The book is an example of how the global thinking of the authors is coupled with local transformations. Glocality is a key concept for them. It was nice to recognize the same methodological approach that I have been using for many years. The method of local transformations should be preceded by a strategy. The absence of any of these components turns any project into a “projection”.

In my opinion, it would be wrong to analyze every chapter of the book, all its main ideas. The purpose of my notes is different. To draw attention to an outstanding book, the Book – Manifesto. For nearly three decades we have been wandering in the darkness of our statehood and Diaspora disunity. A guidebook has appeared that should help us all.

As I was reading it, I sketched out a plan of action for myself. As the chairman of the “Luys” charitable foundation, I will propose it to my colleagues and community leaders. Perhaps we will start with a small step, for example, with a summer school for young people at the Surb Khach monastery. It is necessary to deliver the ideas of the book to the Diaspora, to the youth environment, to create a Diaspora network. There’s a need to look for new people, new ideas, a new present, so that we have a worthy future for a nation with a thousand-year history. In practice, this means creating a network structure of the people using the invaluable experience of Diaspora existence.

From a nation of victims of genocide, we must become a nation of victors. We have had victories in the past, and we have them in the present. Having lost the Avarayr battle, we were able to turn it into a Victory over the enemy, as we defended our Armenian being: the faith, language and unity.

Who is the Armenian to whom not only the book is addressed, but on whom is the hope for the salvation of Armenia and the creation of its future placed? The authors clearly answer this question: “We do not divide people by ties of blood or language, religion, or citizenship. We believe that to be an Armenian today is first of all a manifestation of an individual’s free will and a conscious choice, a willingness to identify with the nation and to go beyond the narrow boundaries of private interests. We firmly believe that joint activities by such people, who strive to make a reality of their vision of the future, can kick-start the process of unifying Armenians who are disunited today.” In my turn, I gave the following definition for it: “An Armenian is the one who does everything in his/her power to preserve what makes an Armenian.”

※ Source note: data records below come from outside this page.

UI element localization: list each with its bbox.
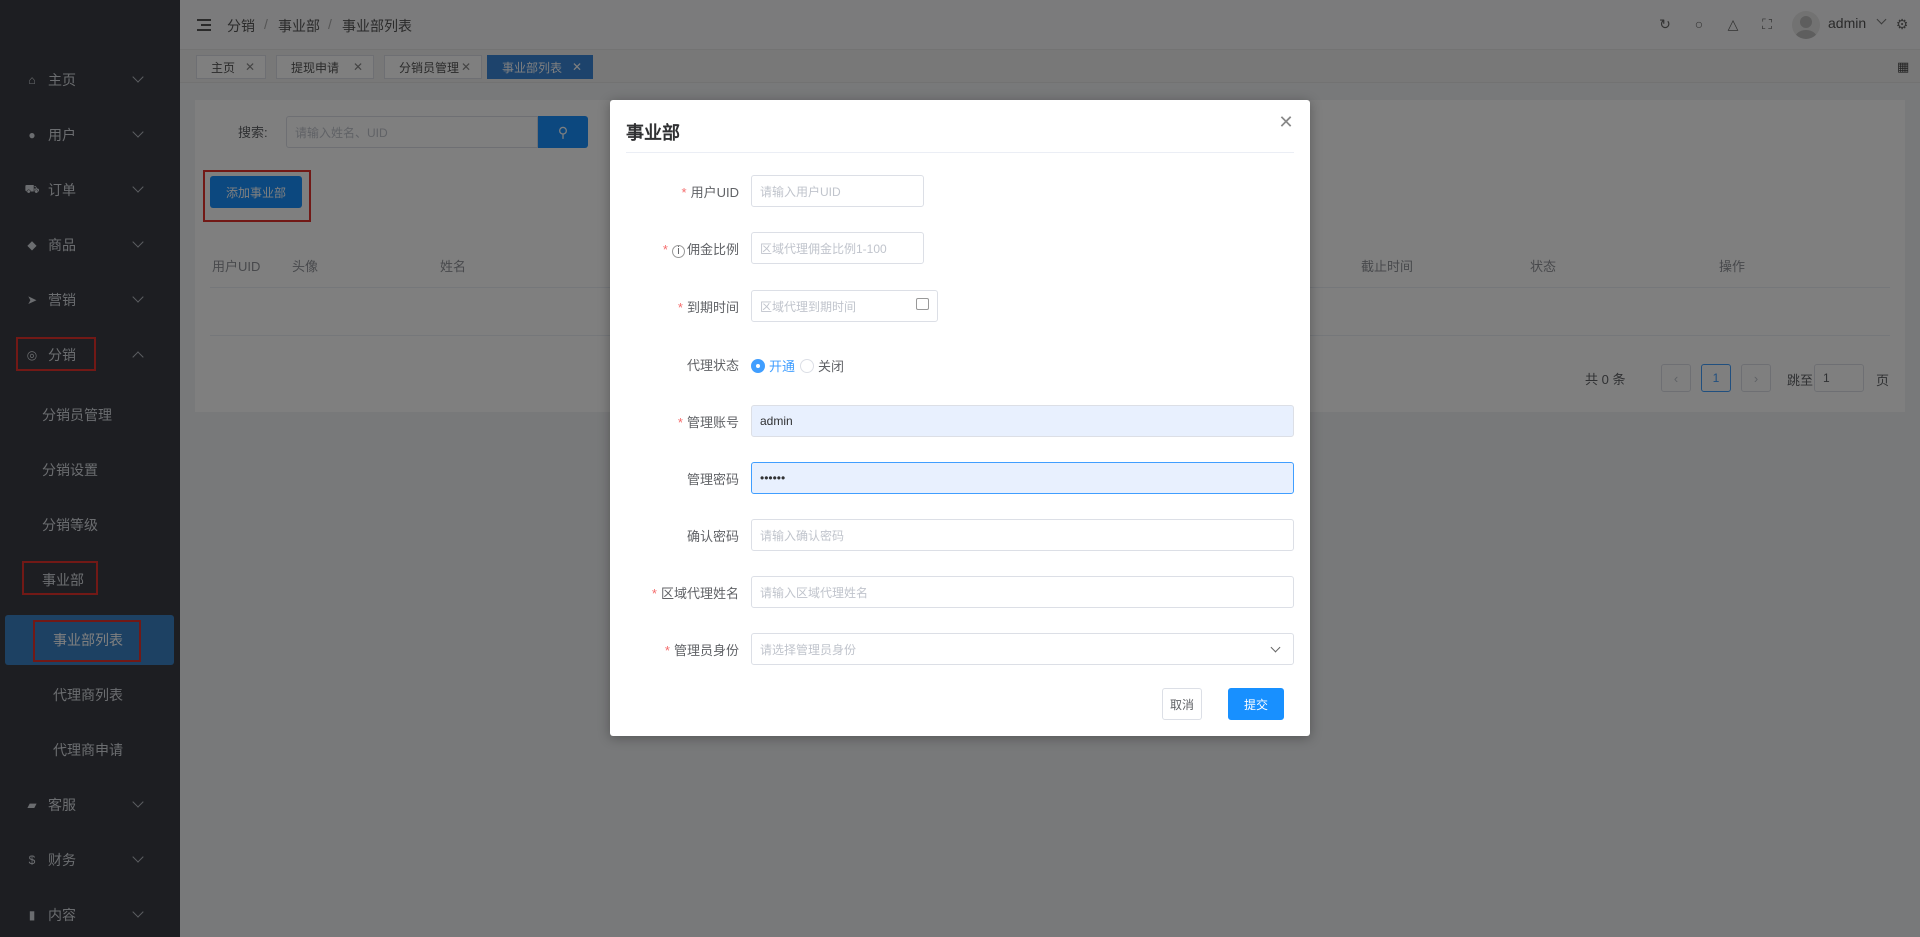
cancel-button[interactable]: 取消 — [1162, 688, 1202, 720]
commission-input[interactable]: 区域代理佣金比例1-100 — [751, 232, 924, 264]
account-label: * 管理账号 — [677, 415, 739, 430]
dialog-title: 事业部 — [626, 123, 680, 143]
role-select[interactable]: 请选择管理员身份 — [751, 633, 1294, 665]
expire-date-input[interactable]: 区域代理到期时间 — [751, 290, 938, 322]
submit-button[interactable]: 提交 — [1228, 688, 1284, 720]
agent-name-label: * 区域代理姓名 — [651, 586, 739, 601]
status-radio-open[interactable]: 开通 — [751, 356, 795, 375]
password-input[interactable]: •••••• — [751, 462, 1294, 494]
role-label: * 管理员身份 — [664, 643, 739, 658]
status-radio-close[interactable]: 关闭 — [800, 356, 844, 375]
confirm-password-input[interactable]: 请输入确认密码 — [751, 519, 1294, 551]
status-label: 代理状态 — [686, 358, 739, 373]
expire-label: * 到期时间 — [677, 300, 739, 315]
account-input[interactable]: admin — [751, 405, 1294, 437]
role-placeholder: 请选择管理员身份 — [760, 642, 857, 657]
uid-label: * 用户UID — [681, 185, 739, 200]
confirm-password-label: 确认密码 — [686, 529, 739, 544]
password-label: 管理密码 — [686, 472, 739, 487]
chevron-down-icon — [1270, 642, 1281, 653]
calendar-icon — [916, 298, 929, 310]
business-dialog: 事业部 ✕ * 用户UID 请输入用户UID * i 佣金比例 区域代理佣金比例1-1… — [610, 100, 1310, 736]
info-icon: i — [671, 245, 685, 258]
agent-name-input[interactable]: 请输入区域代理姓名 — [751, 576, 1294, 608]
divider — [626, 152, 1294, 153]
expire-placeholder: 区域代理到期时间 — [760, 299, 857, 314]
close-icon[interactable]: ✕ — [1278, 113, 1294, 131]
commission-label: * i 佣金比例 — [662, 242, 739, 258]
uid-input[interactable]: 请输入用户UID — [751, 175, 924, 207]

It is difficult to disagree with the authors of the book: “We have nowhere to run and no one will defend us. We cannot just sit and wait for our destiny to be determined for us. That has happened more than once and we know what a heavy price we had to pay. Yes, we are not a numerically large nation, but during an ideal storm it is not the strongest but the best prepared who survive – and this does not depend on population size or GNI per capita”.

Before us is a book-call for a new Avarayr, and everyone must make their choice – on the battlefield, in their company or enterprise, at a university or in a scientific laboratory, at home in Armenia or far beyond its borders... – are they ready to create the future of Armenia as the future of their children?

If the Lord saved us, then for some kind of a mission.

Vardanank, in order to make it real, while creating the Armenian world.